A monkey is sitting on 0 on the real line in period 0. In every period $t$ $\in${$0,1,2,...$} it moves $1$ to the right with probability $p$ and $1$ to the left with probability $1-p$. $p\in[1/2,1]$. What is the probability that the monkey will reach positive integer N in some period $t>0$.
My working: The total number of $N$ steps is the sum of k forward steps and N-k backward steps. The probability reaching a point N is therefore
$\sum_{k=1}^N{N \choose k}p^{k}(1-p)^{n-k}$. I'm stuck here, if k ran from 0 to N then, the sum of the probabilities would have been 1 since it represents the sum of a binomial PMF. It can't be that k = 0, for that would mean that the monkey was at N since the beginning, however the monkey here starts at zero. What should I do ? Please help.
This could be solved by conditioning on the first step.

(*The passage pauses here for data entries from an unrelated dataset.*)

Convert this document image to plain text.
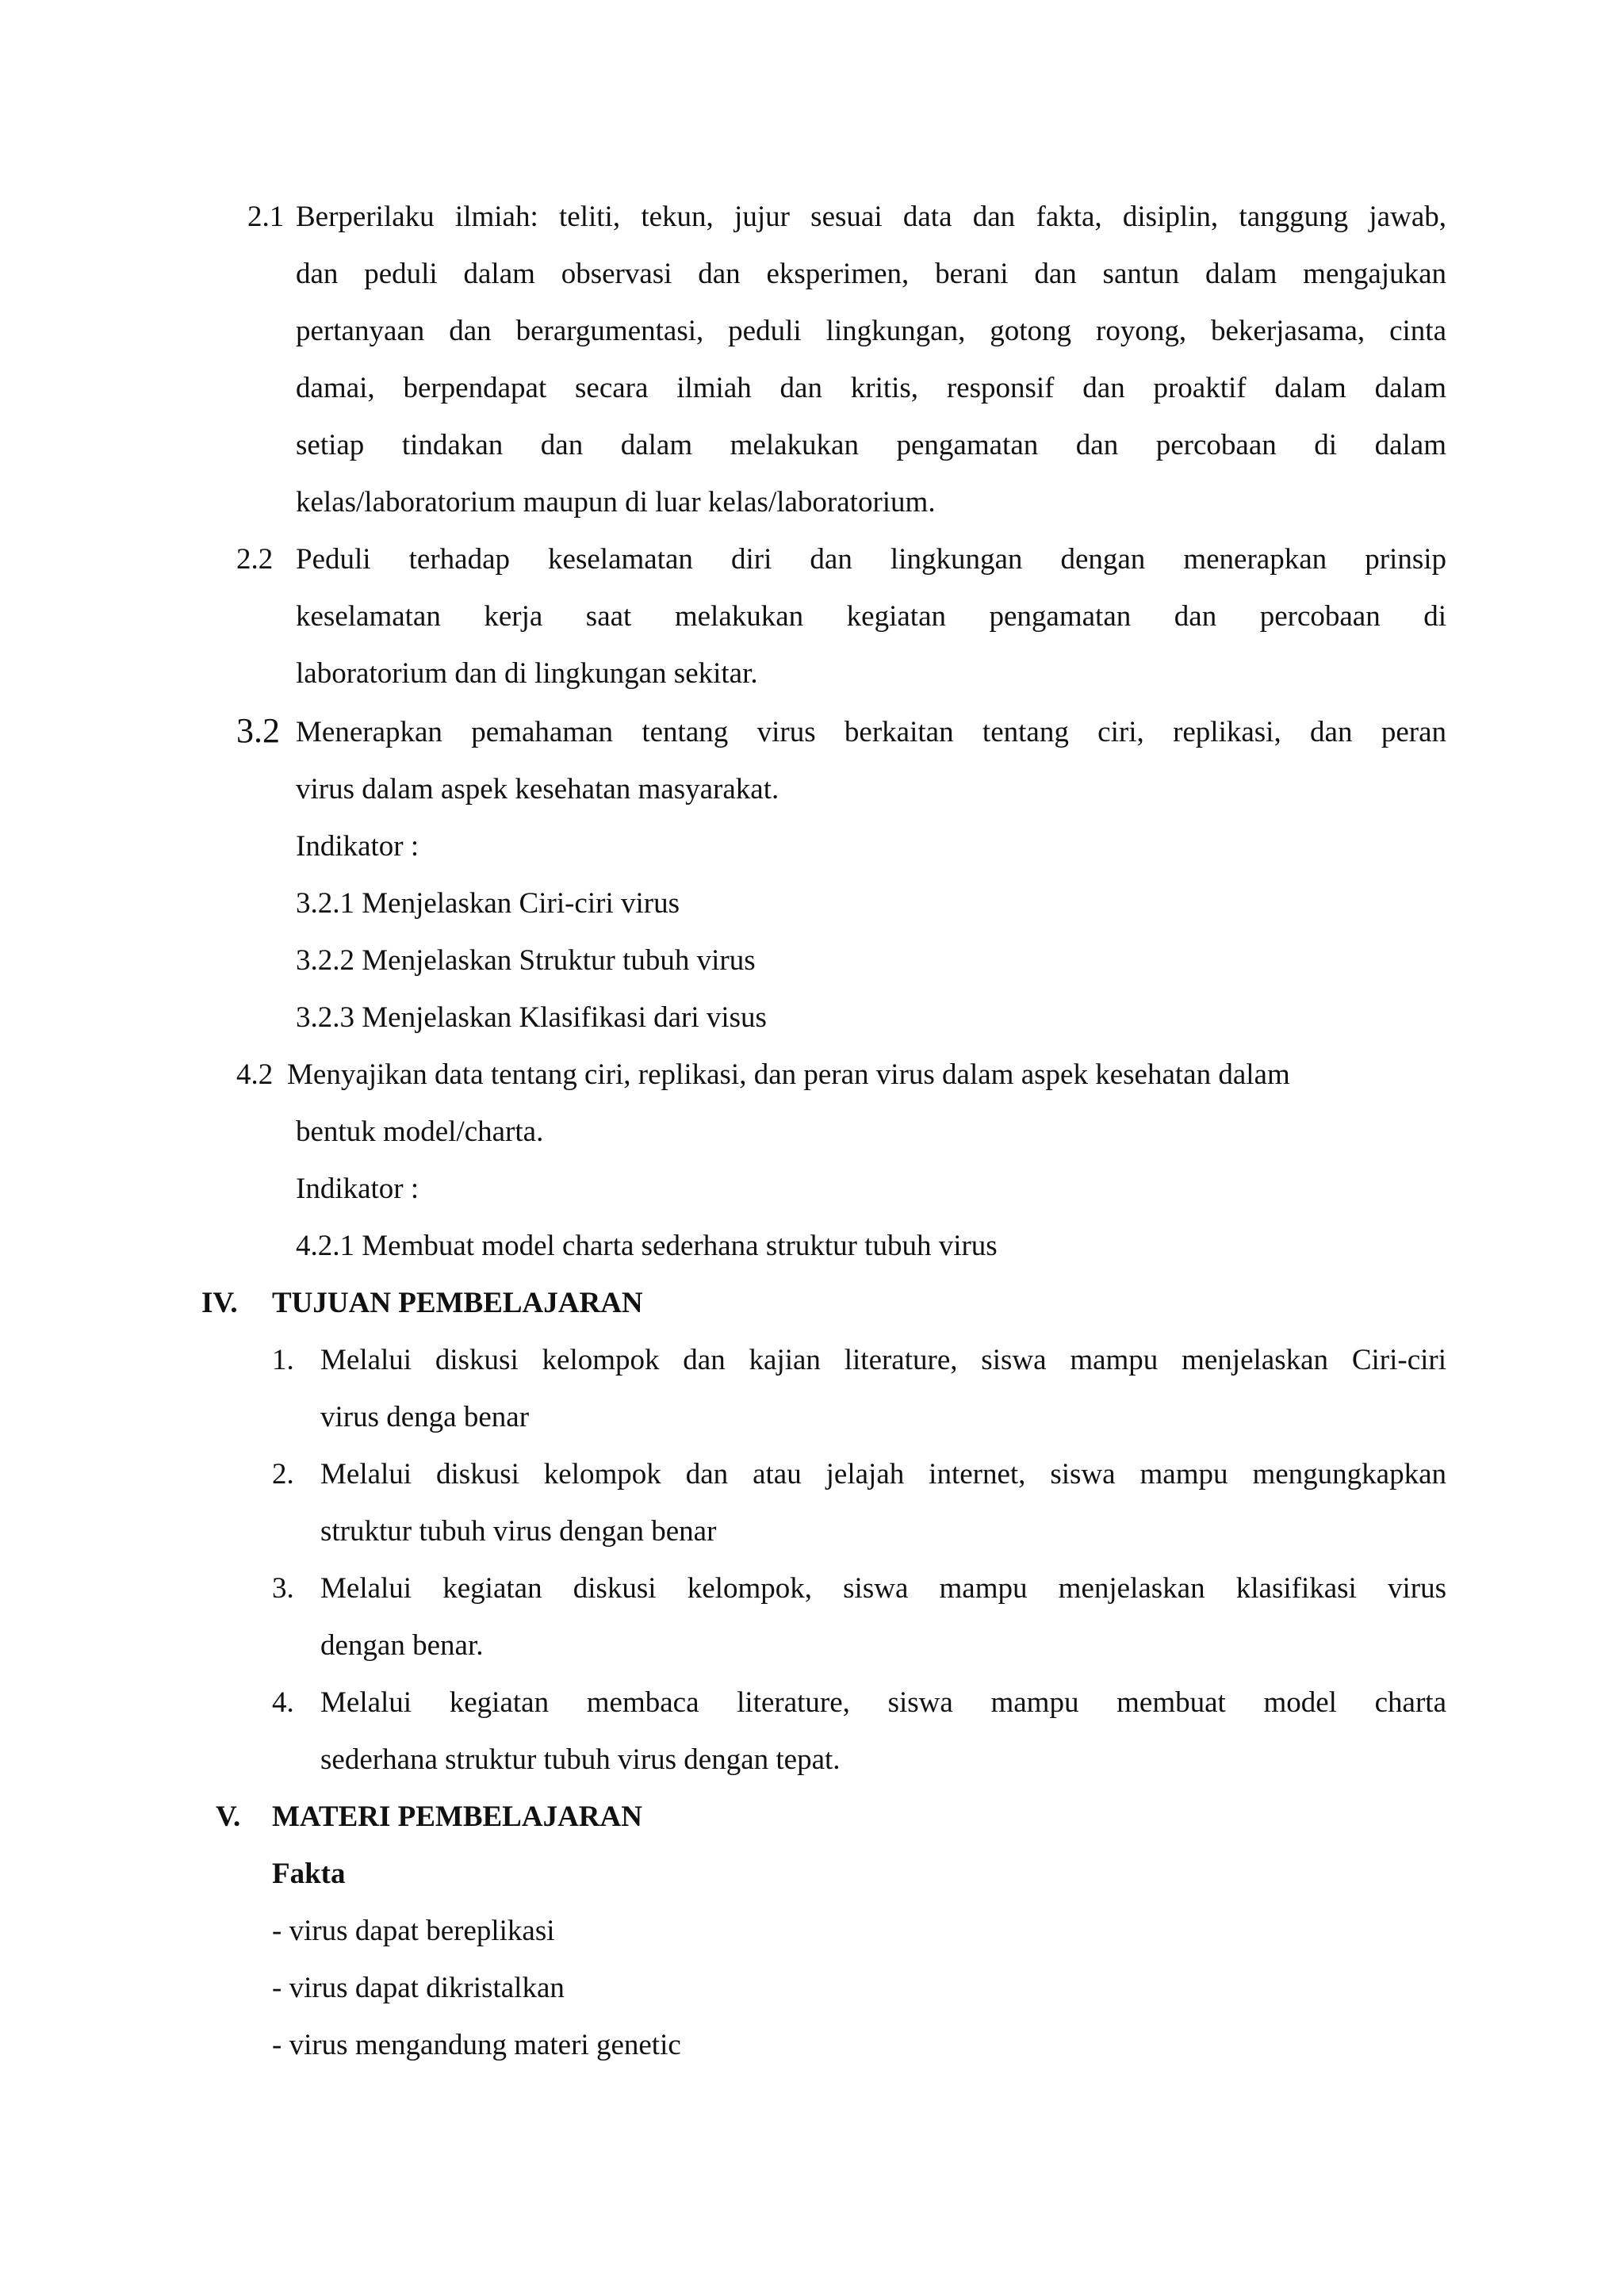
2.1 Berperilaku ilmiah: teliti, tekun, jujur sesuai data dan fakta, disiplin, tanggung jawab,
dan peduli dalam observasi dan eksperimen, berani dan santun dalam mengajukan
pertanyaan dan berargumentasi, peduli lingkungan, gotong royong, bekerjasama, cinta
damai, berpendapat secara ilmiah dan kritis, responsif dan proaktif dalam dalam
setiap tindakan dan dalam melakukan pengamatan dan percobaan di dalam
kelas/laboratorium maupun di luar kelas/laboratorium.
2.2 Peduli terhadap keselamatan diri dan lingkungan dengan menerapkan prinsip
keselamatan kerja saat melakukan kegiatan pengamatan dan percobaan di
laboratorium dan di lingkungan sekitar.
3.2 Menerapkan pemahaman tentang virus berkaitan tentang ciri, replikasi, dan peran
virus dalam aspek kesehatan masyarakat.
Indikator :
3.2.1 Menjelaskan Ciri-ciri virus
3.2.2 Menjelaskan Struktur tubuh virus
3.2.3 Menjelaskan Klasifikasi dari visus
4.2 Menyajikan data tentang ciri, replikasi, dan peran virus dalam aspek kesehatan dalam
bentuk model/charta.
Indikator :
4.2.1 Membuat model charta sederhana struktur tubuh virus
IV. TUJUAN PEMBELAJARAN
1. Melalui diskusi kelompok dan kajian literature, siswa mampu menjelaskan Ciri-ciri
virus denga benar
2. Melalui diskusi kelompok dan atau jelajah internet, siswa mampu mengungkapkan
struktur tubuh virus dengan benar
3. Melalui kegiatan diskusi kelompok, siswa mampu menjelaskan klasifikasi virus
dengan benar.
4. Melalui kegiatan membaca literature, siswa mampu membuat model charta
sederhana struktur tubuh virus dengan tepat.
V. MATERI PEMBELAJARAN
Fakta
- virus dapat bereplikasi
- virus dapat dikristalkan
- virus mengandung materi genetic
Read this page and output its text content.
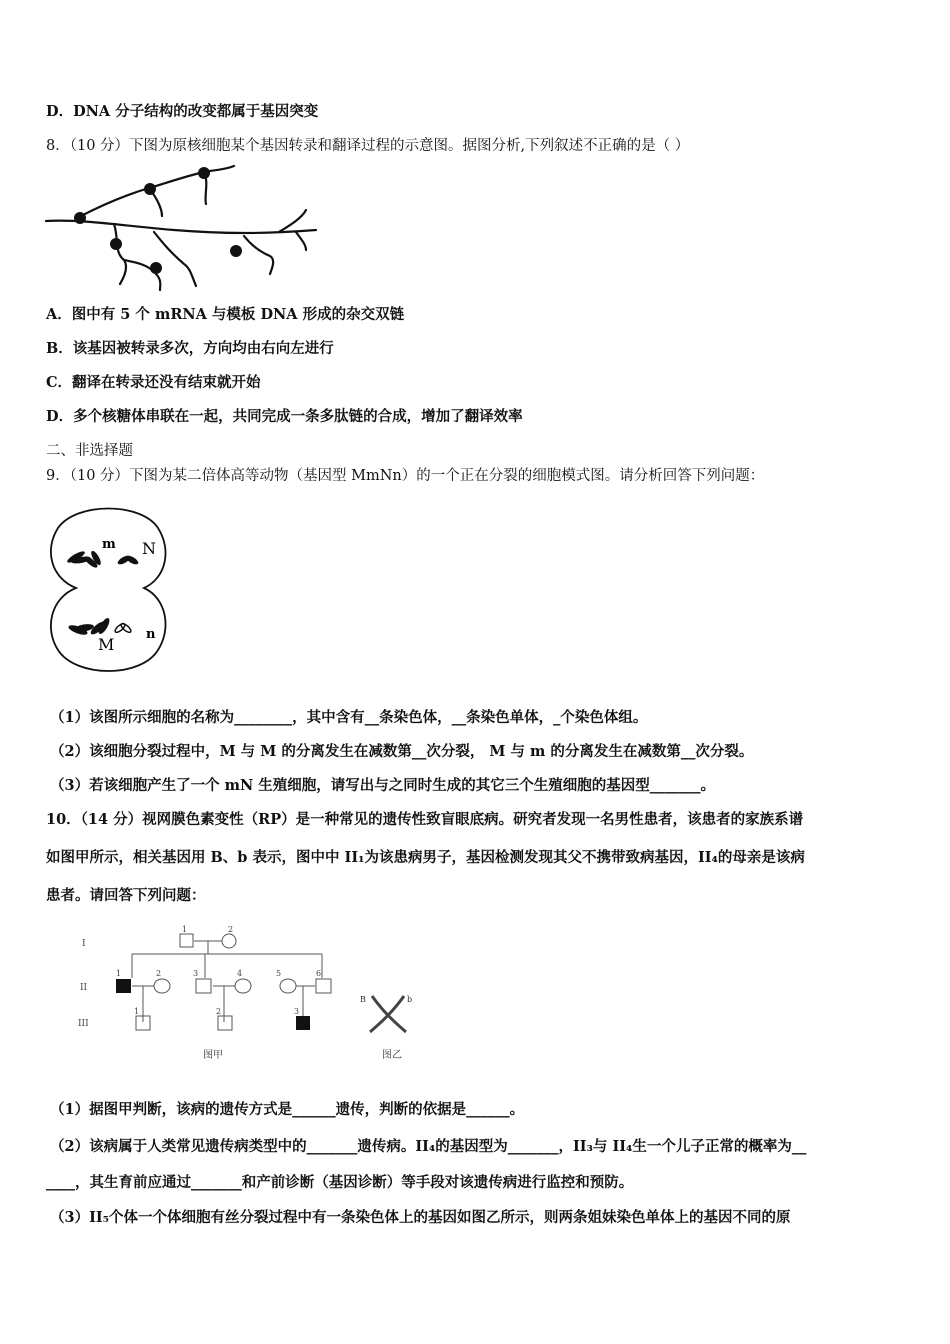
D．DNA 分子结构的改变都属于基因突变
8．（10 分）下图为原核细胞某个基因转录和翻译过程的示意图。据图分析,下列叙述不正确的是（ ）
A．图中有 5 个 mRNA 与模板 DNA 形成的杂交双链
B．该基因被转录多次，方向均由右向左进行
C．翻译在转录还没有结束就开始
D．多个核糖体串联在一起，共同完成一条多肽链的合成，增加了翻译效率
二、非选择题
9．（10 分）下图为某二倍体高等动物（基因型 MmNn）的一个正在分裂的细胞模式图。请分析回答下列问题：
m N
M
n
（1）该图所示细胞的名称为________，其中含有__条染色体，__条染色单体，_个染色体组。
（2）该细胞分裂过程中，M 与 M 的分离发生在减数第__次分裂， M 与 m 的分离发生在减数第__次分裂。
（3）若该细胞产生了一个 mN 生殖细胞，请写出与之同时生成的其它三个生殖细胞的基因型_______。
10．（14 分）视网膜色素变性（RP）是一种常见的遗传性致盲眼底病。研究者发现一名男性患者，该患者的家族系谱
如图甲所示，相关基因用 B、b 表示，图中中 II₁为该患病男子，基因检测发现其父不携带致病基因，II₄的母亲是该病
患者。请回答下列问题：
I
II
III
1	2
1	2	3	4	5	6
1	2	3
B	b
图甲	图乙
（1）据图甲判断，该病的遗传方式是______遗传，判断的依据是______。
（2）该病属于人类常见遗传病类型中的_______遗传病。II₄的基因型为_______，II₃与 II₄生一个儿子正常的概率为__
____，其生育前应通过_______和产前诊断（基因诊断）等手段对该遗传病进行监控和预防。
（3）II₅个体一个体细胞有丝分裂过程中有一条染色体上的基因如图乙所示，则两条姐妹染色单体上的基因不同的原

Denote by $r$ - the probability to reach $1$, starting at $0$. Note that the whole process is shift invariant, i.e. this is the probability to reach $4$, starting from $3$. And this is a Markov process, i.e. no memory involved - only the current state matters.
Then $$ r = p + (1-p) \cdot r^2.$$
How do you reach $+1$. You either go straight to $(+1)$ - this is $p$, or first go to $(-1)$, but then, due to shift invariance, you need to first get back to $0$ (which has probability exactly $r$) and proceed from $0$ to $(+1)$ - also $r$, by definition.
What's left is to solve. In your range only one solution is possible, for $p < \frac{1}{2}$ things become more involved, as one solution should be dropped (namely $r = 1$).